Roland Timsit, artiste dramatique
VIVRE MIEUX DE NOTRE TRAVAIL.
Administrateur à deux reprises.Ce sont les artistes qui font vivre les salles de spectacles, la télévision, le cinéma et pourtant nos rémunérations ne suivent pas ! « Tu as tes heures c'est déjà bien ! » Mais notre travail rapporte. La musique est  partout, les téléchargements par milliards et notre rémunération ? Se battre pour l'assurance chômage est indispensable mais nous générons beaucoup d'argent, notre travail enregistré est pillé et nos revenus trop bas ! L'Europe en 2018 nous a reconnu un droit pour l'utilisation des oeuvres sur le net. Sans un rapport de forces conséquent en faveur des artistes ce droit ne sera qu’illusoire. L’ADAMi doit être à l’initiative de cette action. Agir pour de nouveaux droits rémunérateurs voilà le sens de ma candidature.

Bernard Menez, artiste dramatique
Administrateur sortant de l'Adami, j'ai essayé an cours de ces dernières années de défendre les droits bien légitimes des interprètes, et ce, face à la démultiplication des diffuseurs, et maintenant, à l'ampleur du numérique. A travers les diverses commissions auxquelles j'ai appartenu, je reste très attentif aux statuts des interprètes et aux droits à l'assurance chômage des artistes du spectacle vivant.

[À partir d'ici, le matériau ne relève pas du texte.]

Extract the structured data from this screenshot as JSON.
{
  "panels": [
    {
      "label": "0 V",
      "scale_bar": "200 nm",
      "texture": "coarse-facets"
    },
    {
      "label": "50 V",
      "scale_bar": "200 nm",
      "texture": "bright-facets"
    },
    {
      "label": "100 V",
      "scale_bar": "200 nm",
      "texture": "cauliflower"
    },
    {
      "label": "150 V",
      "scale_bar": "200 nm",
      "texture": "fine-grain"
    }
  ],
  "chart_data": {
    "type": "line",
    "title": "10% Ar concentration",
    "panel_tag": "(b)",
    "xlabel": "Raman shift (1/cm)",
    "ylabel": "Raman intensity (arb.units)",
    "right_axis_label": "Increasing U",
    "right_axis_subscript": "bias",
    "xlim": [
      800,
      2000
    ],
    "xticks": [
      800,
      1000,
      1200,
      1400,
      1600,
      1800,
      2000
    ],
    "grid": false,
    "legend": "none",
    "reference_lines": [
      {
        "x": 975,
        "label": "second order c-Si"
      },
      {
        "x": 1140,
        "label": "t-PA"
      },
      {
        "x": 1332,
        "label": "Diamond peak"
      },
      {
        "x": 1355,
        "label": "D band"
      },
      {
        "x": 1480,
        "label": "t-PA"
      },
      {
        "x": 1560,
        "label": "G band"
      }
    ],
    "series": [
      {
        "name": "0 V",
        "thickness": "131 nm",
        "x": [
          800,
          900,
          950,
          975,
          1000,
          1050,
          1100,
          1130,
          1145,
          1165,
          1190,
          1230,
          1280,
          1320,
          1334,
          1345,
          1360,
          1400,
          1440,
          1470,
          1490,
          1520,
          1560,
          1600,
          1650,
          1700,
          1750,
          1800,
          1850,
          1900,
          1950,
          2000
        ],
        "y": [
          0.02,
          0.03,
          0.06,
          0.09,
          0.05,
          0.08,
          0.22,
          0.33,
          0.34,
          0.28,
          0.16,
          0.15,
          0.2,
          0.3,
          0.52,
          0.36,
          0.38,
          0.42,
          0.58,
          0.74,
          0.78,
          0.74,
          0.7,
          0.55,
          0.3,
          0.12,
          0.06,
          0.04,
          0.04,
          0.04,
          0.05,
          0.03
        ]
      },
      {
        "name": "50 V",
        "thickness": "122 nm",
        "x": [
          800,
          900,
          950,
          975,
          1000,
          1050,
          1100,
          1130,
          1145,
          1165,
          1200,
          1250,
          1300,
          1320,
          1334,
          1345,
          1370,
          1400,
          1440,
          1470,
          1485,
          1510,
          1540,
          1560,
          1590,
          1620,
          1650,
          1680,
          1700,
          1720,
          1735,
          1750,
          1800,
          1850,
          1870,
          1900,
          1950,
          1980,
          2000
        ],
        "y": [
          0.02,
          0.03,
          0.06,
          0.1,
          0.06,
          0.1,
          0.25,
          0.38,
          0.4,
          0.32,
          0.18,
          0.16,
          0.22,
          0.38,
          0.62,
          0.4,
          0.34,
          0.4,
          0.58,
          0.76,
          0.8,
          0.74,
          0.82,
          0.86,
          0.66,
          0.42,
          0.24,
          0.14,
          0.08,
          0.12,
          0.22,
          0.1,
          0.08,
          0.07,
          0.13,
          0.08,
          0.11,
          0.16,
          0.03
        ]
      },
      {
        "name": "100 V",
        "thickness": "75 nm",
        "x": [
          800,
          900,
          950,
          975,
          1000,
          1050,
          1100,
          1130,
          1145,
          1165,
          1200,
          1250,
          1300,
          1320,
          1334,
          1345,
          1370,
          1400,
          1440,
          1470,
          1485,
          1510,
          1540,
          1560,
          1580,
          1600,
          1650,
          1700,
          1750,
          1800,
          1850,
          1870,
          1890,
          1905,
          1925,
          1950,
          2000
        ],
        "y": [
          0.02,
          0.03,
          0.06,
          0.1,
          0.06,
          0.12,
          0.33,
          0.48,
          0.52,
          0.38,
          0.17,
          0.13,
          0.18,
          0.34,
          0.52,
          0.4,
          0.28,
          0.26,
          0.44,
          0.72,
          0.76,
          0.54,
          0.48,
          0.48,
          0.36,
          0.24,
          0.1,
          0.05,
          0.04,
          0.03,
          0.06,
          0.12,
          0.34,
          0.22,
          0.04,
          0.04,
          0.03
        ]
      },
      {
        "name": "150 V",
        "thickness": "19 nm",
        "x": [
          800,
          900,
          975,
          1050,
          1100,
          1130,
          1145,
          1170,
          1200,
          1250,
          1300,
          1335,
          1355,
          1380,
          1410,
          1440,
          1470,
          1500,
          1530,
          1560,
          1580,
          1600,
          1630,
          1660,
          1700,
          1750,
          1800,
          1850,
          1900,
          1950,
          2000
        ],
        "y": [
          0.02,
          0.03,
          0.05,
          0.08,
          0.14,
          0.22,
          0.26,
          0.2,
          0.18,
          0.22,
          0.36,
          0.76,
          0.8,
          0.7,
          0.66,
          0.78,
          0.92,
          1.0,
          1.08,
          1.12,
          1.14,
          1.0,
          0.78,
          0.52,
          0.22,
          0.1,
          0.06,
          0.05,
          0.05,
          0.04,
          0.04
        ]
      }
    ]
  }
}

C'est pourquoi je suis à nouveau candidat au Conseil d'Administration de l'Adami, afin de continuer ce combat difficile aux cotés de nos pairs.

Xavier Lacouture, chanteur musicien
Administrateur depuis 2010, j’ai pu appréhender les rouages de la société, dans le domaine de l’action artistique au sein de la commission « variété », à la commission formation et à ce qui est au coeur de l’Adami, la commission répartition.
Un élu est d’abord un artiste mais aussi et surtout le devoir de se former et de comprendre. Il est responsable devant les artistes interprètes qu’il représente des grandes orientations. Mais il est acteur du présent mais aussi comptable de l’avenir. Il y aura sur ce nouveau mandat un nombre plus réduit d’administrateurs.
Lors du renouvellement du CA, il sera nécessaire de passer le témoin dans un environnement de plus en plus complexe et hostile pour la reconnaissance des droits. C’est la raison pour laquelle je fais acte de candidature.

François Dunoyer, artiste dramatique
Administrateur sortant, j’ai eu honneur de participer à l’évolution considérable de notre société durant les deux dernières mandatures.
Nouveaux statuts, nouveau site, mais aussi rapprochement avec la Spedidam, amélioration de la perception, gestion et répartition de nos droits. Avec l’Action Artistique dans laquelle j’ai été particulièrement impliqué en tant que membre de plusieurs commissions nous avons mis en place de nouveaux programmes d’aide directe aux artistes : bourses, prix Adami, Adami 365 et dernièrement Adami déclencheur. Il reste beaucoup
à faire. Je m’engage à mettre toutes mes forces dans la bataille. Le nouveau Conseil d’Administration sera composé de 24 membres au lieu de 34 jusqu’à présent. Donc beaucoup de travail. J’y suis prêt.